Pour s'assurer de l'exactitude de leurs résultats, les chercheurs ont testé leur modèle par rapport à des observations réelles. Ils ont ajusté les paramètres de la simulation informatique, particulièrement la valeur de la facilité avec laquelle l'eau circule dans le sol, jusqu'à ce que les niveaux d'eau simulés correspondent aux mesures réelles prises dans les puits sur le terrain. Ils ont constaté que la vitesse à laquelle l'eau circule à travers le sol était le facteur le plus critique pour déterminer les niveaux d'eau. Une fois le modèle ajusté pour correspondre à la réalité, il a confirmé que le taux d'épuisement était constant et significatif. L'étude a également souligné que bien que la pluie aide à remplir l'aquifère, la quantité de pluie tombant dans la région n'est pas suffisante pour compenser la quantité massive d'eau prélevée. Même lors des années de fortes précipitations, l'effet net restait une perte d'eau du système souterrain.

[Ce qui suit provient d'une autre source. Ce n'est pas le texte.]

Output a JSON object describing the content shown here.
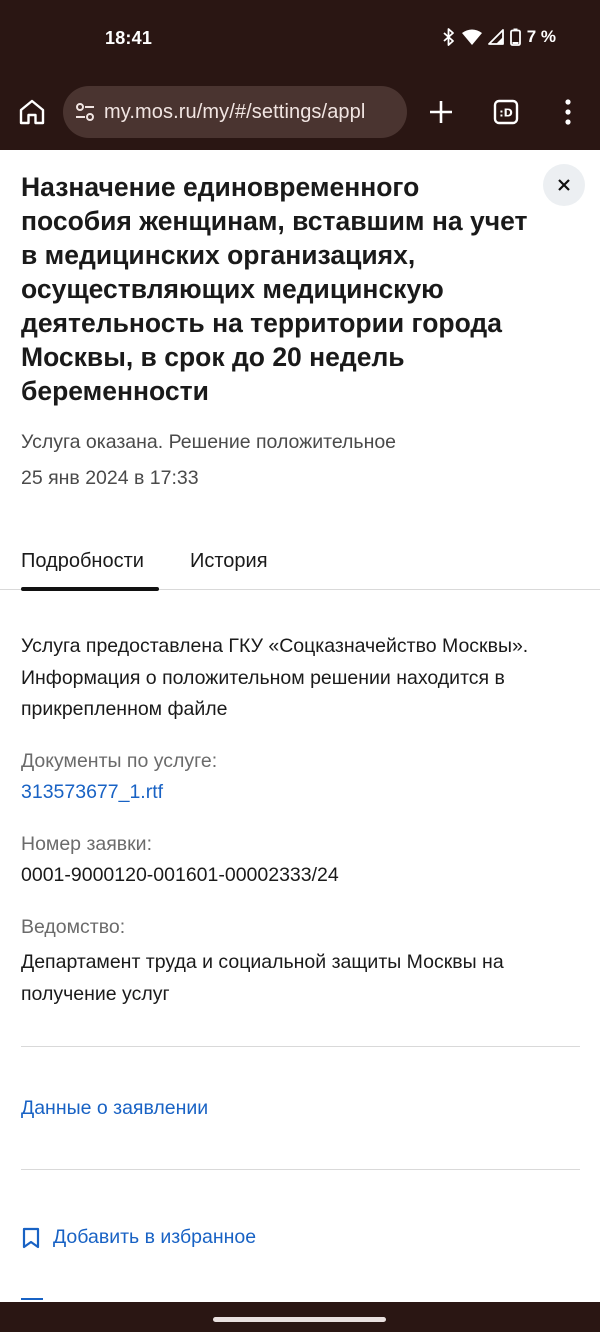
{
  "status_bar": {
    "time": "18:41",
    "battery_text": "7 %",
    "icons": [
      "bluetooth-icon",
      "wifi-icon",
      "cellular-icon",
      "battery-icon"
    ]
  },
  "browser": {
    "url": "my.mos.ru/my/#/settings/appl",
    "icons": [
      "home-icon",
      "site-settings-icon",
      "new-tab-icon",
      "tab-switcher-icon",
      "overflow-menu-icon"
    ],
    "tab_switcher_label": ":D"
  },
  "page": {
    "title": "Назначение единовременного пособия женщинам, вставшим на учет в медицинских организациях, осуществляющих медицинскую деятельность на территории города Москвы, в срок до 20 недель беременности",
    "status": "Услуга оказана. Решение положительное",
    "date": "25 янв 2024 в 17:33",
    "tabs": [
      {
        "label": "Подробности",
        "active": true
      },
      {
        "label": "История",
        "active": false
      }
    ],
    "details": {
      "description": "Услуга предоставлена ГКУ «Соцказначейство Москвы». Информация о положительном решении находится в прикрепленном файле",
      "documents_label": "Документы по услуге:",
      "document_link": "313573677_1.rtf",
      "request_number_label": "Номер заявки:",
      "request_number": "0001-9000120-001601-00002333/24",
      "agency_label": "Ведомство:",
      "agency": "Департамент труда и социальной защиты Москвы на получение услуг"
    },
    "application_data_link": "Данные о заявлении",
    "add_favorite_label": "Добавить в избранное"
  },
  "colors": {
    "chrome_bg": "#2a1613",
    "url_pill_bg": "#4a3430",
    "link": "#1862c4",
    "text": "#1a1a1a",
    "muted": "#6b6b6b"
  }
}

Les implications de ces conclusions s'étendent au-delà d'un seul quartier. L'étude suggère que la gestion actuelle de l'eau à Lahore est insoutenable. Les chercheurs proposent que le simple fait d'attendre la pluie n'est plus une stratégie viable. Au lieu de cela, ils recommandent un changement dans la façon dont la ville interagit avec son cycle de l'eau. Cela inclut l'installation de puits inversés, qui sont des structures conçues pour capturer l'eau de pluie et la guider profondément dans le sol, et la création de plus d'espaces verts où le sol peut respirer et absorber l'eau. Ils appellent également à une surveillance plus stricte, suggérant que les niveaux d'eau devraient être vérifiés mensuellement plutôt qu'une fois par an pour détecter les problèmes précocement. De plus, les nouveaux développements immobiliers devraient être tenus de équilibrer l'eau qu'ils prélèvent avec l'eau qu'ils réinjectent. L'objectif est de créer un système où la ville ne se contente pas de consommer sa réserve d'eau, mais participe activement à sa reconstitution, garantissant que les robinets ne se tarissent pas pour les générations à venir.